Affirmed proved special throughout his career. He was a champion at 2 through 4, and Horse of the Year at 3 and 4.

Wolfson was born Jan. 28, 1912, in St. Louis, Mo.  A successful businessman in several endeavors, he also raced other champions Roman Brother, Raise a Native, Outstandingly, It's in the Air, and Flawlessly in the name of his Harbor View Farm. The last-named, a homebred two-time turf champion female, also ended up in the National Museum of Racing and Hall of Fame.

Like many owners, Wolfson found something special about campaigning homebreds. "It's a great feeling to own a champion, but it is not the same thing as racing one you have bred," he said after Affirmed's Belmont. "I spent 20 years of my life to get this one. I brought him into this world. I bred and raced his sire (Exclusive Native, by Raise a Native). I raised him at my farm."

Exclusive Native and Raise a Native (sire of Alydar) developed into major sires. Raise a Native's influence is still felt by virtue of his son, Mr. Prospector.

Wolfson's second wife, Patrice, came from one of racing's foremost families. Her father, trainer Hirsch Jacobs, is a Hall of Famer, and her brother, John, also was a conditioner. The Wolfsons also raced in partnership with Patrice's mother, Ethel.

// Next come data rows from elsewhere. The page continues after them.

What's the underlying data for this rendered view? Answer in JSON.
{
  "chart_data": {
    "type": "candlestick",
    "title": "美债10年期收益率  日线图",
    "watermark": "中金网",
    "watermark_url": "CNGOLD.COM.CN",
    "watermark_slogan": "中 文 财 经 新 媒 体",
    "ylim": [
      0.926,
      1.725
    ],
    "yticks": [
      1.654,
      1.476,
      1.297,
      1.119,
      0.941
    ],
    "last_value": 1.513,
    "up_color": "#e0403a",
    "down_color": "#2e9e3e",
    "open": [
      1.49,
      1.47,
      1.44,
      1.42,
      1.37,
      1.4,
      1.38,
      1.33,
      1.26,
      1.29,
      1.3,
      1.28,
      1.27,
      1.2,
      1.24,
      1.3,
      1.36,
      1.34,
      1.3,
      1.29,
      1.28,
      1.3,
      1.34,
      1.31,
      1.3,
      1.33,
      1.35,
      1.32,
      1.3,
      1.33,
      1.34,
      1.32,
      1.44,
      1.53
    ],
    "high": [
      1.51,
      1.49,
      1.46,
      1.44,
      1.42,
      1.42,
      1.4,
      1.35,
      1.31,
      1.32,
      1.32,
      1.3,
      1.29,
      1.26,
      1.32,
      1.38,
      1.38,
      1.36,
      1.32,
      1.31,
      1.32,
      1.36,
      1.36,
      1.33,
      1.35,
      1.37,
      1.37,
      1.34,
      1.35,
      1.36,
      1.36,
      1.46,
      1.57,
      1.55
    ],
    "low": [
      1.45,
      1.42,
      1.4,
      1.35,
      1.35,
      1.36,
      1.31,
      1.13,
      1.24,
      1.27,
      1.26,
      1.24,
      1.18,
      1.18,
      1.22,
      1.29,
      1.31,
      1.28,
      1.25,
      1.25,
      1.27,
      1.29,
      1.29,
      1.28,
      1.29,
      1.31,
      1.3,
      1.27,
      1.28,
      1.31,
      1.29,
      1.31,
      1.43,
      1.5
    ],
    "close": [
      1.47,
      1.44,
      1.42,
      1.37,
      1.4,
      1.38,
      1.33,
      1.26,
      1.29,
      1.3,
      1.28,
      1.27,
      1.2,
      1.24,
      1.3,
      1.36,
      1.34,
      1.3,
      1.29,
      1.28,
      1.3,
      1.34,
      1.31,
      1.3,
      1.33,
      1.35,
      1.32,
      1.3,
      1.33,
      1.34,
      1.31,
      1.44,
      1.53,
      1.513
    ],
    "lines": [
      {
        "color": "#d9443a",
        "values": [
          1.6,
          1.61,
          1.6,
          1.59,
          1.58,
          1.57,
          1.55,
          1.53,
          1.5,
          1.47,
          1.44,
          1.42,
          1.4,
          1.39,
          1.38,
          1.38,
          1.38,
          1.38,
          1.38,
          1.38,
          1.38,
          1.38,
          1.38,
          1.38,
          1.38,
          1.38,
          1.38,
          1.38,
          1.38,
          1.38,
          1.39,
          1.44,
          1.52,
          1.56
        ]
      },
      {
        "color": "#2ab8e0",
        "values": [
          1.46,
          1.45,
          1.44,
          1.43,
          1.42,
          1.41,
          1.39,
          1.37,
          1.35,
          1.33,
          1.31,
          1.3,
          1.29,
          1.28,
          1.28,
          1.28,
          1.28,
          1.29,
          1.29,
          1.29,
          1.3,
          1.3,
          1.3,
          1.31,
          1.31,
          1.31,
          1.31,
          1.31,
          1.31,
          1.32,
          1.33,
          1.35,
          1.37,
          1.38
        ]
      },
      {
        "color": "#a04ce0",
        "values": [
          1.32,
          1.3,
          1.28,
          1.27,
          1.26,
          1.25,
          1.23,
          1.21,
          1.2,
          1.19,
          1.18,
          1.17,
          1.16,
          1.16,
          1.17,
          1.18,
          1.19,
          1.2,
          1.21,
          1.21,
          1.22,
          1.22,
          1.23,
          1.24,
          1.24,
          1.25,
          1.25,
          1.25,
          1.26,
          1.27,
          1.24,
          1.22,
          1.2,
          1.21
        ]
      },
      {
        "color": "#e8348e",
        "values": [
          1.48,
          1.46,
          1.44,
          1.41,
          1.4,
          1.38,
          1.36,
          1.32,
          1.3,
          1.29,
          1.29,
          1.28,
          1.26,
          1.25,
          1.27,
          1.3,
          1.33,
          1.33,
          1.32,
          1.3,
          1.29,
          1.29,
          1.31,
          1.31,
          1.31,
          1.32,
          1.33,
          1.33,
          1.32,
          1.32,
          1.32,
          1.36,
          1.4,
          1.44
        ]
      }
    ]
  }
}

Wolfson operated Harbor View Farm in Florida before selling it in 1977. He continued to breed and race in the Harbor View name and as recently as July was represented by a stakes winner as a breeder. Wolfson's sons, Gary and Steve, followed their father into racing. Another son, Marty, is a Florida-based trainer.

Louis Wolfson received Eclipse Awards as top owner in 1978-79 and best breeder in 1978. He was the leading breeder by money earned in 1970-71 and the top owner in earnings in 1978-80.